The easiest way I can explain it is to think about using a FF lens on a FF sensor to photograph a white wall. This creates a 35x24mm image (digital negative) that is uniformly illuminated.
You then crop this result to some smaller size. It does not matter if it is done using a crop sensor, or in post editing; you are discarding image area that contains light that was transmitted by the lens aperture. This is equivalent to having used a different lens, that would not require cropping, at a smaller aperture. 1 stop smaller for DX, 2 stops smaller for 4/3, etc (i.e. 4/3 is 1/4 the area remaining from the FF original; 1/4 light is 2 stops less).
Simultaneously, instead of having a 35x24mm image area you are left with 24x16mm for a DX size crop, or 17x13mm for a 4/3 size crop. Again, it does not matter how the crop was done. For any equivalent image output size the smaller image area has to be enlarged/magnified more... this is exactly the same as zooming into the FF image to 150% (DX) or 200% (4/3).
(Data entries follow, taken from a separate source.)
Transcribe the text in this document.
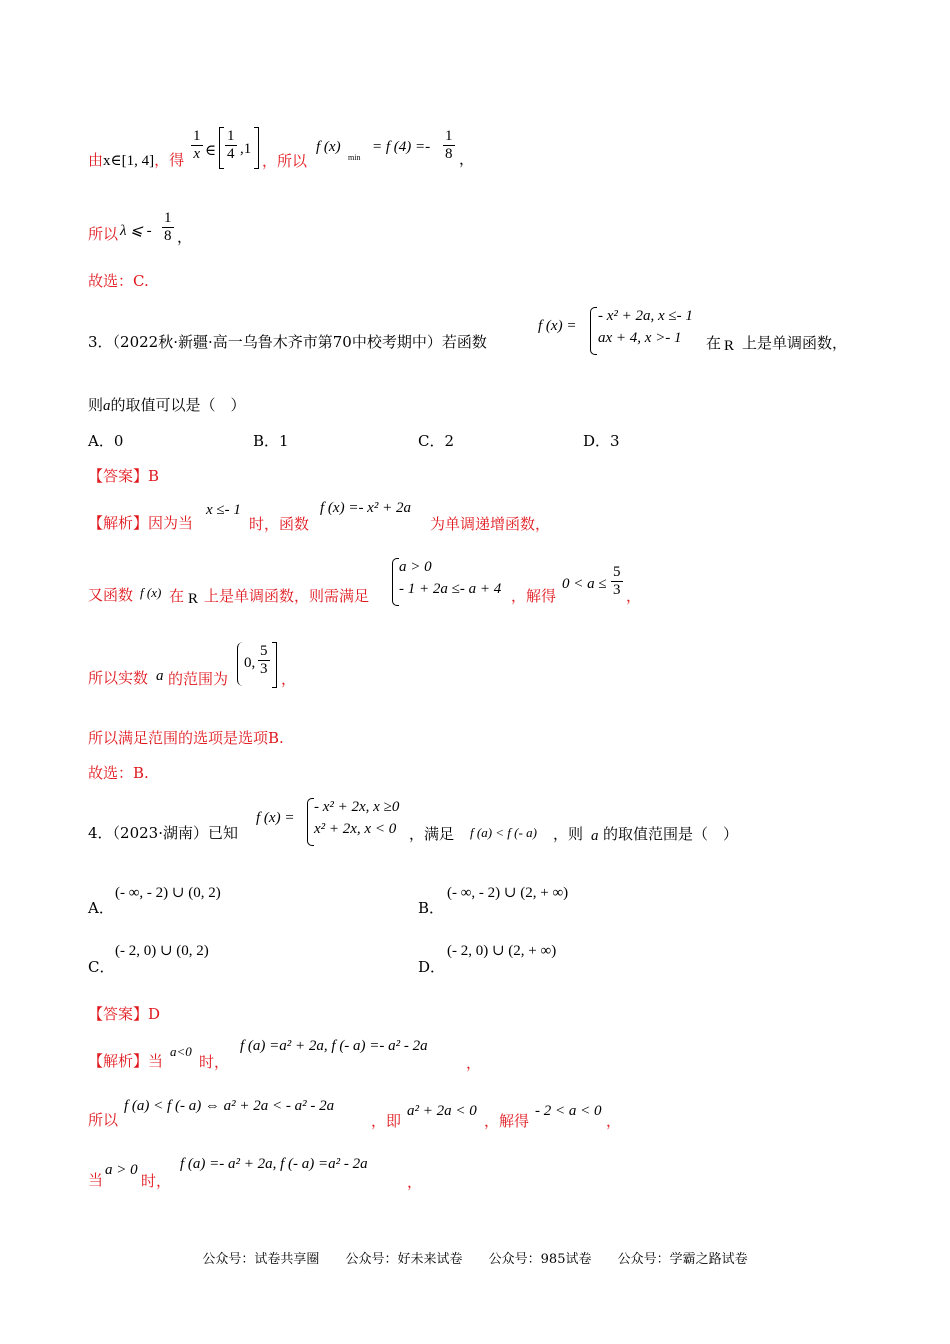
由x∈[1, 4]，得 $\frac{1}{x}$ ∈ $\frac{1}{4} ,1$
，所以
f (x)
min
= f $(4) =- \frac{1}{8}$ ，
所以 λ ⩽ - $\frac{1}{8}$ ，
故选：C.
3．（2022秋·新疆·高一乌鲁木齐市第70中校考期中）若函数
f (x) =
- x² + 2a, x ≤- 1
ax + 4, x >- 1	在 R 上是单调函数，
则a的取值可以是（　）
A．0	B．1	C．2	D．3
【答案】B
【解析】因为当
x ≤- 1
时，函数
f (x) =- x² + 2a
为单调递增函数，
又函数 f (x) 在 R 上是单调函数，则需满足
a > 0
- 1 + 2a ≤- a + 4 ，解得
$0 < a \le \frac{5}{3}$ ，
所以实数 a 的范围为
0, $\frac{5}{3}$
，
所以满足范围的选项是选项B.
故选：B.
4．（2023·湖南）已知
f (x) =
- x² + 2x, x ≥0
x² + 2x, x < 0 ，满足 f (a) < f (- a) ，则 a 的取值范围是（　）
A．
(- ∞, - 2) ∪ (0, 2)
B．
(- ∞, - 2) ∪ (2, + ∞)
C．
(- 2, 0) ∪ (0, 2)
D．
(- 2, 0) ∪ (2, + ∞)
【答案】D
【解析】当
a<0
时，
f (a) =a² + 2a, f (- a) =- a² - 2a
，
所以
f (a) < f (- a) ⇔ a² + 2a < - a² - 2a
，即
a² + 2a < 0
，解得
- 2 < a < 0
，
当
a > 0
时，
f (a) =- a² + 2a, f (- a) =a² - 2a
，
公众号：试卷共享圈 公众号：好未来试卷 公众号：985试卷 公众号：学霸之路试卷
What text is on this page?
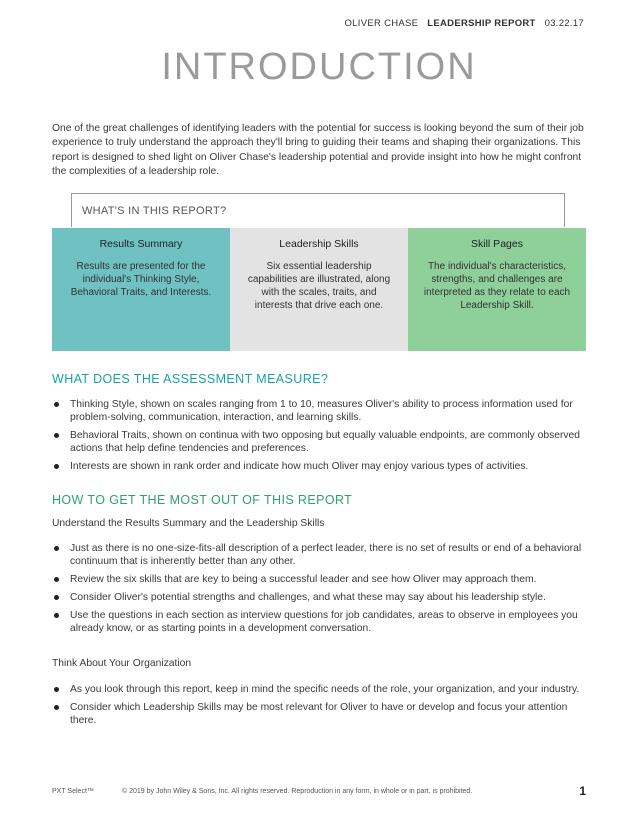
OLIVER CHASE LEADERSHIP REPORT 03.22.17
INTRODUCTION
One of the great challenges of identifying leaders with the potential for success is looking beyond the sum of their job experience to truly understand the approach they'll bring to guiding their teams and shaping their organizations. This report is designed to shed light on Oliver Chase's leadership potential and provide insight into how he might confront the complexities of a leadership role.
WHAT'S IN THIS REPORT?
Results Summary
Results are presented for the individual's Thinking Style, Behavioral Traits, and Interests.
Leadership Skills
Six essential leadership capabilities are illustrated, along with the scales, traits, and interests that drive each one.
Skill Pages
The individual's characteristics, strengths, and challenges are interpreted as they relate to each Leadership Skill.
WHAT DOES THE ASSESSMENT MEASURE?
Thinking Style, shown on scales ranging from 1 to 10, measures Oliver's ability to process information used for problem-solving, communication, interaction, and learning skills.
Behavioral Traits, shown on continua with two opposing but equally valuable endpoints, are commonly observed actions that help define tendencies and preferences.
Interests are shown in rank order and indicate how much Oliver may enjoy various types of activities.
HOW TO GET THE MOST OUT OF THIS REPORT
Understand the Results Summary and the Leadership Skills
Just as there is no one-size-fits-all description of a perfect leader, there is no set of results or end of a behavioral continuum that is inherently better than any other.
Review the six skills that are key to being a successful leader and see how Oliver may approach them.
Consider Oliver's potential strengths and challenges, and what these may say about his leadership style.
Use the questions in each section as interview questions for job candidates, areas to observe in employees you already know, or as starting points in a development conversation.
Think About Your Organization
As you look through this report, keep in mind the specific needs of the role, your organization, and your industry.
Consider which Leadership Skills may be most relevant for Oliver to have or develop and focus your attention there.
PXT Select™	© 2019 by John Wiley & Sons, Inc. All rights reserved. Reproduction in any form, in whole or in part, is prohibited.	1
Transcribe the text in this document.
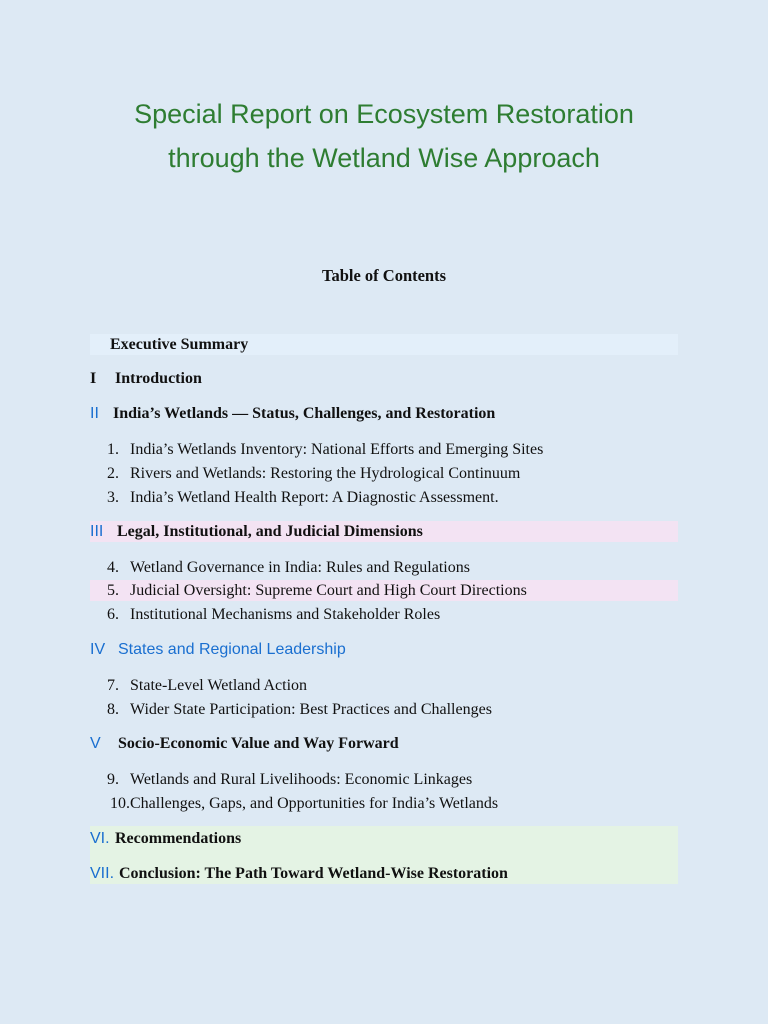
Special Report on Ecosystem Restoration
through the Wetland Wise Approach
Table of Contents
Executive Summary
I Introduction
II India’s Wetlands — Status, Challenges, and Restoration
1. India’s Wetlands Inventory: National Efforts and Emerging Sites
2. Rivers and Wetlands: Restoring the Hydrological Continuum
3. India’s Wetland Health Report: A Diagnostic Assessment.
III Legal, Institutional, and Judicial Dimensions
4. Wetland Governance in India: Rules and Regulations
5. Judicial Oversight: Supreme Court and High Court Directions
6. Institutional Mechanisms and Stakeholder Roles
IV States and Regional Leadership
7. State-Level Wetland Action
8. Wider State Participation: Best Practices and Challenges
V Socio-Economic Value and Way Forward
9. Wetlands and Rural Livelihoods: Economic Linkages
10.Challenges, Gaps, and Opportunities for India’s Wetlands
VI. Recommendations
VII. Conclusion: The Path Toward Wetland-Wise Restoration
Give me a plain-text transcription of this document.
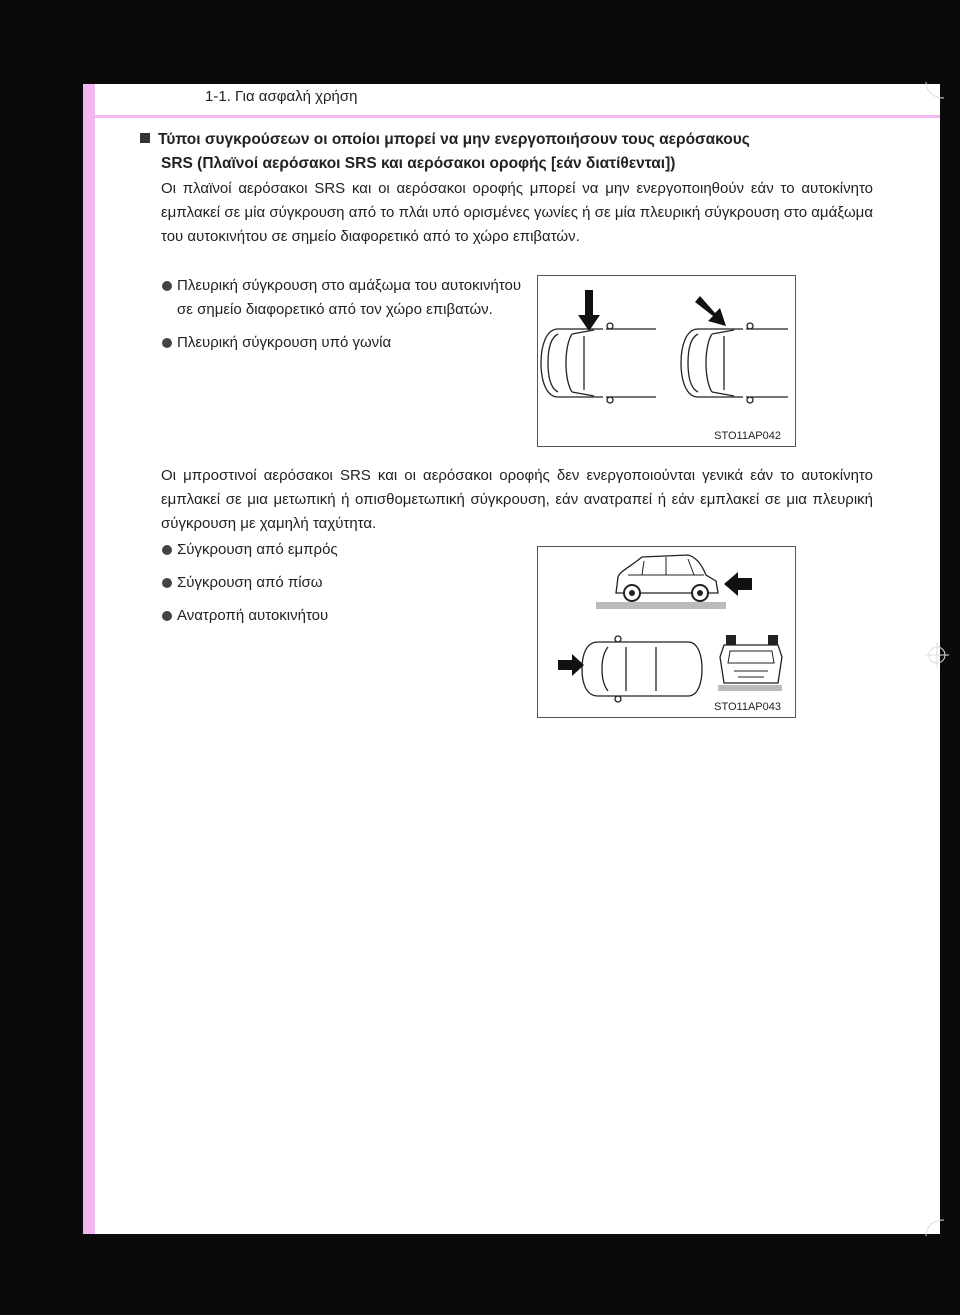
1-1. Για ασφαλή χρήση
Τύποι συγκρούσεων οι οποίοι μπορεί να μην ενεργοποιήσουν τους αερόσακους
SRS (Πλαϊνοί αερόσακοι SRS και αερόσακοι οροφής [εάν διατίθενται])
Οι πλαϊνοί αερόσακοι SRS και οι αερόσακοι οροφής μπορεί να μην ενεργοποιηθούν εάν το αυτοκίνητο εμπλακεί σε μία σύγκρουση από το πλάι υπό ορισμένες γωνίες ή σε μία πλευρική σύγκρουση στο αμάξωμα του αυτοκινήτου σε σημείο διαφορετικό από το χώρο επιβατών.
Πλευρική σύγκρουση στο αμάξωμα του αυτοκινήτου σε σημείο διαφορετικό από τον χώρο επιβατών.
Πλευρική σύγκρουση υπό γωνία
STO11AP042
Οι μπροστινοί αερόσακοι SRS και οι αερόσακοι οροφής δεν ενεργοποιούνται γενικά εάν το αυτοκίνητο εμπλακεί σε μια μετωπική ή οπισθομετωπική σύγκρουση, εάν ανατραπεί ή εάν εμπλακεί σε μια πλευρική σύγκρουση με χαμηλή ταχύτητα.
Σύγκρουση από εμπρός
Σύγκρουση από πίσω
Ανατροπή αυτοκινήτου
STO11AP043
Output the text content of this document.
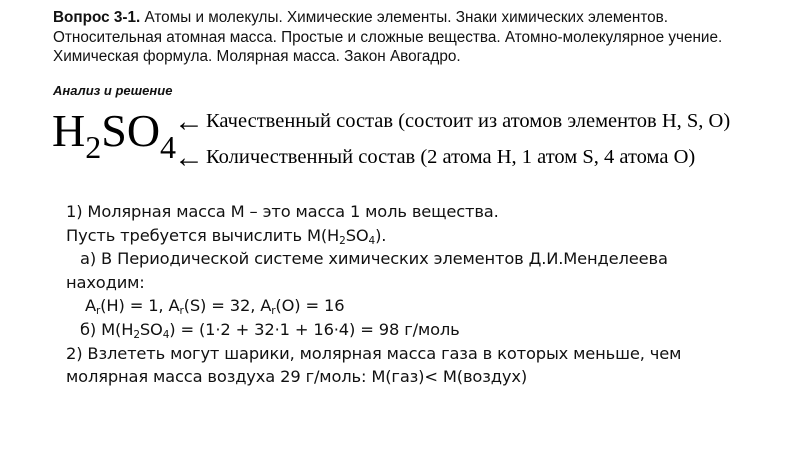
Вопрос 3-1. Атомы и молекулы. Химические элементы. Знаки химических элементов.
Относительная атомная масса. Простые и сложные вещества. Атомно-молекулярное учение.
Химическая формула. Молярная масса. Закон Авогадро.
Анализ и решение
$H_2SO_4$
← Качественный состав (состоит из атомов элементов H, S, O)
← Количественный состав (2 атома H, 1 атом S, 4 атома O)
1) Молярная масса М – это масса 1 моль вещества.
Пусть требуется вычислить М(Н2SO4).
а) В Периодической системе химических элементов Д.И.Менделеева
находим:
Ar(H) = 1, Ar(S) = 32, Ar(O) = 16
б) M(H2SO4) = (1·2 + 32·1 + 16·4) = 98 г/моль
2) Взлететь могут шарики, молярная масса газа в которых меньше, чем
молярная масса воздуха 29 г/моль: М(газ)< М(воздух)
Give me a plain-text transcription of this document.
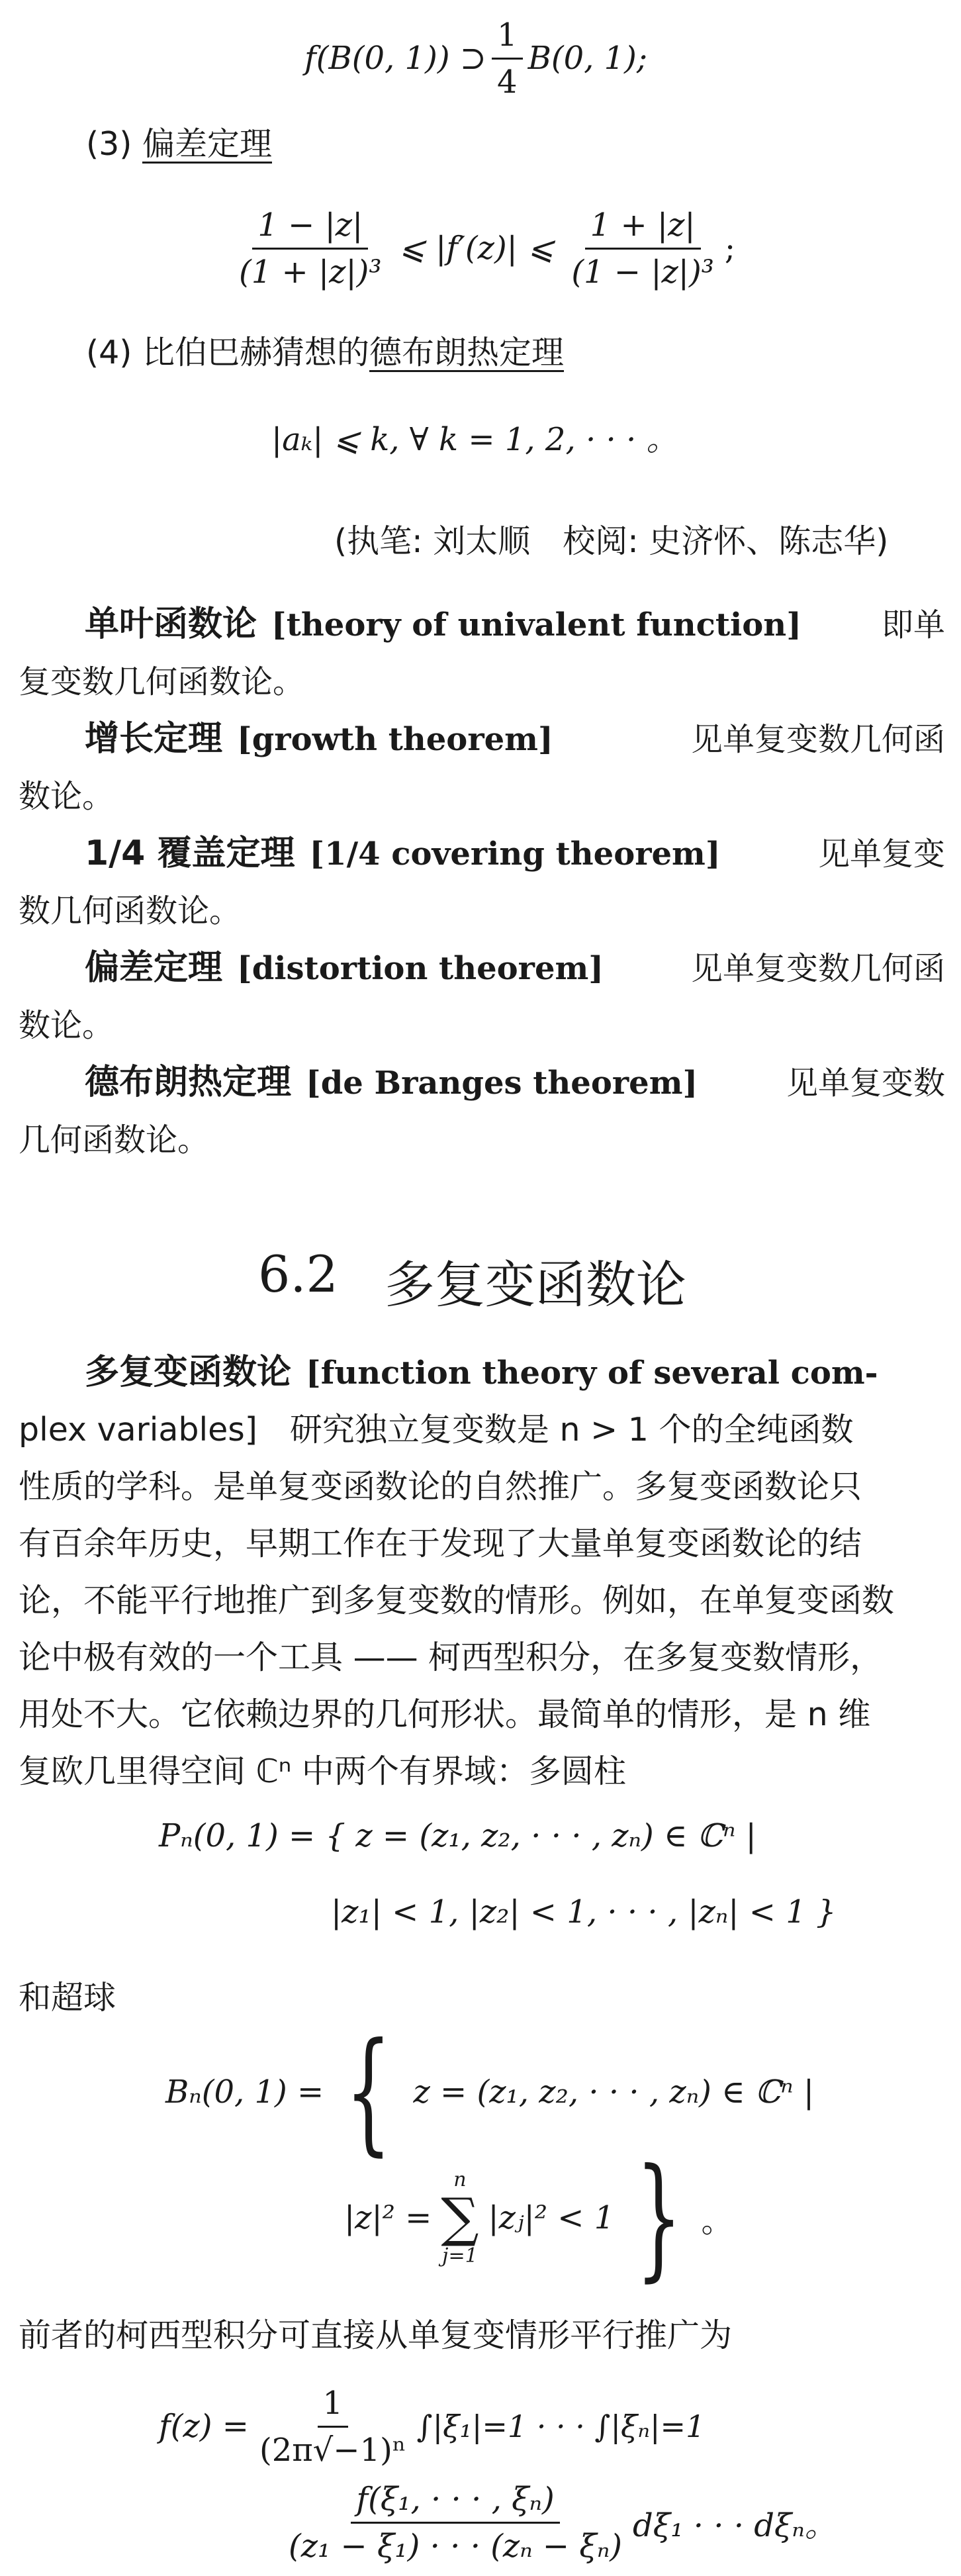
f(B(0, 1)) ⊃ $\frac{1}{4} B(0$, 1);
(3) 偏差定理
$\frac{1 - |z|}{\text{(1 + |z|)³}}$ ⩽ |f′(z)| ⩽ $\frac{1 + |z|}{\text{(1 − |z|)³}}$ ;
(4) 比伯巴赫猜想的德布朗热定理
|aₖ| ⩽ k, ∀ k = 1, 2, · · · 。
(执笔: 刘太顺　校阅: 史济怀、陈志华)
单叶函数论 [theory of univalent function]	即单
复变数几何函数论。
增长定理 [growth theorem]	见单复变数几何函
数论。
1/4 覆盖定理 [1/4 covering theorem]	见单复变
数几何函数论。
偏差定理 [distortion theorem]	见单复变数几何函
数论。
德布朗热定理 [de Branges theorem]	见单复变数
几何函数论。
6.2 多复变函数论
多复变函数论 [function theory of several com-
plex variables]　研究独立复变数是 n > 1 个的全纯函数
性质的学科。是单复变函数论的自然推广。多复变函数论只
有百余年历史，早期工作在于发现了大量单复变函数论的结
论，不能平行地推广到多复变数的情形。例如，在单复变函数
论中极有效的一个工具 —— 柯西型积分，在多复变数情形，
用处不大。它依赖边界的几何形状。最简单的情形，是 n 维
复欧几里得空间 ℂⁿ 中两个有界域：多圆柱
Pₙ(0, 1) = { z = (z₁, z₂, · · · , zₙ) ∈ ℂⁿ |
|z₁| < 1, |z₂| < 1, · · · , |zₙ| < 1 }
和超球
Bₙ(0, 1) = { z = (z₁, z₂, · · · , zₙ) ∈ ℂⁿ |
|z|² =
n
∑
j=1
|zⱼ|² < 1 } 。
前者的柯西型积分可直接从单复变情形平行推广为
$f(z) = \frac{1}{\text{(2π√−1)ⁿ}} \int|\xi_1|=1$ · · · ∫|ξₙ|=1
$\frac{\text{f(ξ₁, · · · , ξₙ)}}{\text{(z₁ − ξ₁) · · · (zₙ − ξₙ)}} d\xi_1$ · · · dξₙ。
And this greater enlargement/magnification makes any lack of sharpness more apparent, which is exactly what having less DOF means.
So if you change nothing but increase the crop/crop factor you wind up with less light and less DOF... but different images (image area remaining).
If instead you want the same image remaining you have to back up; 2x the distance if it's a 4/3 sensor, and the Inverse Square Law (ISL) dictates that due to light spread over distance 2x the distance equals the same 2 stops less light intensity.
However, greater distance (and shorter FL) has 2x the effect on DOF that aperture does; because it makes the recorded details smaller, which makes them appear sharper. This is exactly the opposite of increased magnification and results in a greater recorded DOF.
Alternatively you could use a shorter FL on the crop body, which again reduces the size at which details are recorded and increases the relative DOF. And if the same aperture # is used the total light is gain reduced due to a smaller aperture opening; i.e. f/4 = ~12mm diameter for a 50mm lens, and ~8mm diameter for a 25mm (4/3 crop). 12mm diameter is 113mm in area, and 8mm diameter is 50mm in area... 2x less area = 1/4 light = 2 stops.